Reprinted from American Laboratory Magazine

Virtually Here – Don’t Look Back —

At the 2-15 Society for Neuroscience annual meeting I came across two companies with offerings in the virtual reality category. In 2016, my informal survey netted five. Still, online searches using the terms research and virtual reality net a lot of returns on research into VR and very few on research using VR.

But more important than the fact that five companies were presenting VR products was the that each was doing something different with it, they all thought various niches within the sciences were worth an investment and they were all providing value. Whether any of these early entries will be around in a few years only time will tell, but I think it is safe to say the door is open. I’m not sure products as pedestrian as Google Cardboard will be used in high end VR applications (and I’m not sure they won’t be), I think it’s safe to say that the hardware will improve in all facets, the software will run better, and the costs for both will come down. But the basic issues with delivering realistic video without breaks, without the artifacts that cause unpleasant physical symptoms, etc., have all been worked out, and at a reasonable price point. The door is open, come on in.

Arivis is a software company with headquarters in Munich and there InViewR is a very cool product. Deeply immersive experience allow free navigation using hand gestures to travel through data sets derived using light-sheet, confocal or electron microscopy or computer or magnetic-resonance tomography. According to the company, displaying image data in a VR environment restores the context of tissues and interconnected structures. Direct Volume Rendering technique allocates every single data point of the original 3D images to a voxel (basically a three dimensional pixel) within the rendered object. The user can move freely and inspect the specimen from any angle and position without limitations. This also implies that measurements within a volume, verification of co-localizations or following structures in 4D space are possible. But the best way to understand this is to view a (sorry, 2D) video at: https://www.arivis.com/en/imaging-science/arivis-inviewr

Conducting behavioral research in a virtual environment offers a variety of benefits, an important being the removal of stress, which in turn allows using human subjects. The Virtual Morris Water Maze is executed using an HVS Image VR system which include an Oculus Rift headset, mouse style hand controllers, an HVS Image 2-D treadmill and special software modules to display and record subject behavior. Experiments include but are not limited to animal and human equivalents of: Morris Water Maze, Open Field Test, Novel Object Recognition, Multi-Arm Mazes such as T, Y, Elevated Plus and Radial Arm Maze, Porsolt Forced Swim Test, Barnes Maze, Dry Water Maze, Any experiment, established or new, for which you wish to monitor and analyze position, movement or activity, with subjects of any size, from fruit flies to rodents to humans to large animals.

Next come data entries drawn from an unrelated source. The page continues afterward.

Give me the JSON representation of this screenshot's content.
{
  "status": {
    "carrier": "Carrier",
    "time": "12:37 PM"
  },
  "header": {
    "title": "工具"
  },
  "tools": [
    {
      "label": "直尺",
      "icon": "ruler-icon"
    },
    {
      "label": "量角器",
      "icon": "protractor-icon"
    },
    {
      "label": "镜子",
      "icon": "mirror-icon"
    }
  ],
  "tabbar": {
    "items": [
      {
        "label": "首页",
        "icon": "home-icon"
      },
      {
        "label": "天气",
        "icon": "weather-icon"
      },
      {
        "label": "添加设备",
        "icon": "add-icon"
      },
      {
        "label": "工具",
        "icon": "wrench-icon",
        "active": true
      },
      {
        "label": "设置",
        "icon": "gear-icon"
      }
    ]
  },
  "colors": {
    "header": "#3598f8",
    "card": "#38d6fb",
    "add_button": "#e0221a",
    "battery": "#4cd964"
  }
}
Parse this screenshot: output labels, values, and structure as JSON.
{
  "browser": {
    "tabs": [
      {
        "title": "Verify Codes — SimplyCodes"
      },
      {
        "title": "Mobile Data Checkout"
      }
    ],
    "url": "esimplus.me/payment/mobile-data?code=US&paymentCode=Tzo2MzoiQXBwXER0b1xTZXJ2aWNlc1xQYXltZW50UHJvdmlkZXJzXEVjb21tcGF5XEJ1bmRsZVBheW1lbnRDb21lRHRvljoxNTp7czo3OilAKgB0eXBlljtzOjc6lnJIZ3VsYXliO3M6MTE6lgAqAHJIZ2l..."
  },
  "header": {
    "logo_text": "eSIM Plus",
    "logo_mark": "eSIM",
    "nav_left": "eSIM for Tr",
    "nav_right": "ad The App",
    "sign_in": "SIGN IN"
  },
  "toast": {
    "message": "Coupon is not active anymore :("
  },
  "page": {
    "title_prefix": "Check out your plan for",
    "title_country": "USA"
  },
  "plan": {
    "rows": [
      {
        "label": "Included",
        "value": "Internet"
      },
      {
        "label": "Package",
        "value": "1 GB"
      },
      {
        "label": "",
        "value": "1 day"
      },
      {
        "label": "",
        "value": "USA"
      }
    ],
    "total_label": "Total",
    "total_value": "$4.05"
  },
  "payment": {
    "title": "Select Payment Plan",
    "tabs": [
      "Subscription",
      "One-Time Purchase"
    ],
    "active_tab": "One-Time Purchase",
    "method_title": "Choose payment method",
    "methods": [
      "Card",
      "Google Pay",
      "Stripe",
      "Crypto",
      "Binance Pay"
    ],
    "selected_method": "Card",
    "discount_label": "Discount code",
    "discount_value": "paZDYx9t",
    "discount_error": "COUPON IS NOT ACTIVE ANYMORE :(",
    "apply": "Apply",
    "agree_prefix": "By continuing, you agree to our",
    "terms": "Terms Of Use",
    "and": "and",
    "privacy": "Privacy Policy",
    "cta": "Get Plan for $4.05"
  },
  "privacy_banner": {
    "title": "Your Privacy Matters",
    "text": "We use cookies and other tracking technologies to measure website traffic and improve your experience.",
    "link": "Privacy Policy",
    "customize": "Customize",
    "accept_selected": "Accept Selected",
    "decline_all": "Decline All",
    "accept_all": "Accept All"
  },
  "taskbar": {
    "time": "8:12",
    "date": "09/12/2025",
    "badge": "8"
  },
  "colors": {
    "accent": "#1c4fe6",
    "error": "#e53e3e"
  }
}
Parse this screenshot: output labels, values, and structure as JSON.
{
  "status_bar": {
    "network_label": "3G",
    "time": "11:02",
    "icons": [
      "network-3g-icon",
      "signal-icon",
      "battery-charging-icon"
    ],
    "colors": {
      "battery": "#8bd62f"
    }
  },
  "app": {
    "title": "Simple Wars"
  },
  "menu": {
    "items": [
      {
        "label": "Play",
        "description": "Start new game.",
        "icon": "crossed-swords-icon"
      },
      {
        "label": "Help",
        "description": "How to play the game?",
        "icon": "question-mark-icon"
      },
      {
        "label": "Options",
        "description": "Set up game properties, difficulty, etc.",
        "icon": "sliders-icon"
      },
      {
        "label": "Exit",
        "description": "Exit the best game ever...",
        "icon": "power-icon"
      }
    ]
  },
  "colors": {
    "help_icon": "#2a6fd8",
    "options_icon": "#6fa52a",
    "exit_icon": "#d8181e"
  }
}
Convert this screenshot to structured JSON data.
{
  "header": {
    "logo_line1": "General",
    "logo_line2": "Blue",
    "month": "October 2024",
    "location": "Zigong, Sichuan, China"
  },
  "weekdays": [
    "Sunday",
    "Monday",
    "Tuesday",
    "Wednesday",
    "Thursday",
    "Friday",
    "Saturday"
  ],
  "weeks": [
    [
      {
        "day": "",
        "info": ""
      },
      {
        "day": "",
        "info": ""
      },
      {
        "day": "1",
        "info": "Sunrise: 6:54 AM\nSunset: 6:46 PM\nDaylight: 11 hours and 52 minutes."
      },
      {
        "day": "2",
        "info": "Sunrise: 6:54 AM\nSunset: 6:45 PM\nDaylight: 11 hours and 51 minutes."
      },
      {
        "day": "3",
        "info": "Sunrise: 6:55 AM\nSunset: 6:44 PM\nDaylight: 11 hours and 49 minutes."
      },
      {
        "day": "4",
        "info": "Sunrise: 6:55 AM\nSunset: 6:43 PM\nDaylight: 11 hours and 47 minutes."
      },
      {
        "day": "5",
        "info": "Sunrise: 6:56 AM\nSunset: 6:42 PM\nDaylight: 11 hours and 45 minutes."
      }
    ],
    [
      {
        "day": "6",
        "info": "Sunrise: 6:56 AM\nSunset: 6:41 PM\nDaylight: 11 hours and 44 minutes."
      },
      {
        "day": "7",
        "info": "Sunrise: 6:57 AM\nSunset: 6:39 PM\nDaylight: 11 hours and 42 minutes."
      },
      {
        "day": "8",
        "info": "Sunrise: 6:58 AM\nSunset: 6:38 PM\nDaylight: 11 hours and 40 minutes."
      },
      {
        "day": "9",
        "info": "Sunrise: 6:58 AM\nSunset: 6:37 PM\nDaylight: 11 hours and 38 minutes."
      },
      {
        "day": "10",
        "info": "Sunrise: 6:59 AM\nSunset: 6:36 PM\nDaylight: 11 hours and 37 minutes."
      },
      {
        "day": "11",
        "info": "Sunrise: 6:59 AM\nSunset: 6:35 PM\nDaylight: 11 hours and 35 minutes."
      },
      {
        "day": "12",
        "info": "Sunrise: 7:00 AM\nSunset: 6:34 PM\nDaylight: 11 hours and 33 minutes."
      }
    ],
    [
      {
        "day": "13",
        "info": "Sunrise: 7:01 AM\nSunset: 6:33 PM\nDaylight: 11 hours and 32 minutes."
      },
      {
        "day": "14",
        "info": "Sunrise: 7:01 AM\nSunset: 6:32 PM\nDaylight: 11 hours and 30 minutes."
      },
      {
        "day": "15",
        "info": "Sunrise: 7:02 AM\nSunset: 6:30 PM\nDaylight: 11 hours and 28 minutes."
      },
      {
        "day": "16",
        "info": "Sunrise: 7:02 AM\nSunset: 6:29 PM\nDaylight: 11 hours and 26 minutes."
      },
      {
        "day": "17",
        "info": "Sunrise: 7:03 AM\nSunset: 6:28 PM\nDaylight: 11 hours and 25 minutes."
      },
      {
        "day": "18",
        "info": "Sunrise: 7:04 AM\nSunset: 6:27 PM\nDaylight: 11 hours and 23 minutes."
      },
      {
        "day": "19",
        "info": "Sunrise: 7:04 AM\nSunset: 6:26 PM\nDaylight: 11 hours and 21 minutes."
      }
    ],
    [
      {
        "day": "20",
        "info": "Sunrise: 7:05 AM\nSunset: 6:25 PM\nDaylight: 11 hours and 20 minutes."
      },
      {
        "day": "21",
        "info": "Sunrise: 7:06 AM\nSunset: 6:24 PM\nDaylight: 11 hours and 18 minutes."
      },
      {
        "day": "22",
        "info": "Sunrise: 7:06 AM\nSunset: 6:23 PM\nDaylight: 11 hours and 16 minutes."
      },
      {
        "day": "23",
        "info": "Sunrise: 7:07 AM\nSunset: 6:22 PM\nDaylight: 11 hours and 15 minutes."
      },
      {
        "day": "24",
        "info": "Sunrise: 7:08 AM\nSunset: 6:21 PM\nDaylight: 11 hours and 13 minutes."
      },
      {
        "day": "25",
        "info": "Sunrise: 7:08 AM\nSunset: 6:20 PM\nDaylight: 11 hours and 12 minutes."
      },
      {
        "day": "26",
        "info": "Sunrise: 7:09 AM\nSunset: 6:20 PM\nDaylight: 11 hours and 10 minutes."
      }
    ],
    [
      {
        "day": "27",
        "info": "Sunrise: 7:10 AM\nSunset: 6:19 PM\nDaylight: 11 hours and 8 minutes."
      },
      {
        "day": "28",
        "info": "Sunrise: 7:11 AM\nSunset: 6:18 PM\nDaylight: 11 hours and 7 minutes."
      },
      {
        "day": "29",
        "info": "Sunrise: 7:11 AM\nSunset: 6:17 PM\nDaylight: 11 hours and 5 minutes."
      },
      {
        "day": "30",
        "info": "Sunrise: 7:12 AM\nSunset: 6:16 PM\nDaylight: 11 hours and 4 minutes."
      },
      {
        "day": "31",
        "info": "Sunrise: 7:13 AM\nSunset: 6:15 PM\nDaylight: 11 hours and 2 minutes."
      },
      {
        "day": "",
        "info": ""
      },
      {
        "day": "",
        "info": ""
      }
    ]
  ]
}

WorldViz (Santa Barbara, Calif.) offers a complete hardware and software solution that allows users to create virtual reality, or virtually real, environments. Seated VR systems are offered, which is only worth noting because standing and walking products are available too. Want to design a lab? Walk through the allotted space, pick up and reorient casework and apparatus, etc. True freedom of movement is offered and users can navigate and interact at scale. (Take a stroll here: http://www.worldviz.com/walking-virtual-reality-system/) Further examples include the deployment of virtual reality solutions in surgery simulations and medical training to psychological treatment and patient care experiences.

Intific (Arlington, Va., a subsidiary of Cubic Global Defense) offers a range of products. Of interest here is RealWorld NeuroBridge, a simulation toolkit that allows researchers to easily develop and explore complex immersive experiences in order to understand human cognition. The software, “…enables correlation of simulation events with dynamic brain activity and it permits those signals to control events within the simulation, thus closing the loop.” The package is “An easy to use, creative, and collaborative software platform.”

I think it possible to spot some trends within the trends. The first is education: any activity in which being in the environment is either beneficial to the student, but dangerous, expensive, etc. is a likely candidate. And studying the student reaction to environments is also possible in a very controlled and ever more hospitable setting. It seems that the simulations provided by, and reactions to, the virtual environment and the data it provides, are becoming increasingly useful and valid. The second is any area in which the object being studied is best examined in 3-D. There is a lot of data about the benefits of studying cells in a 3-D culture platform, a more life-like environment. If someone has not already, it might not be long before someone is imaging the same in great detail and then donning a headset and taking a stroll through a tumor for a close up study of morphology. I’m sure my imagination here is limited and also that 3-D and virtual imaging will not be needed or appropriate for everything being studied. (One note – 4-D, studying changes in physical structure over time, is, as they say nowadays, a thing). But VR is here, and it’s going to be more here tomorrow.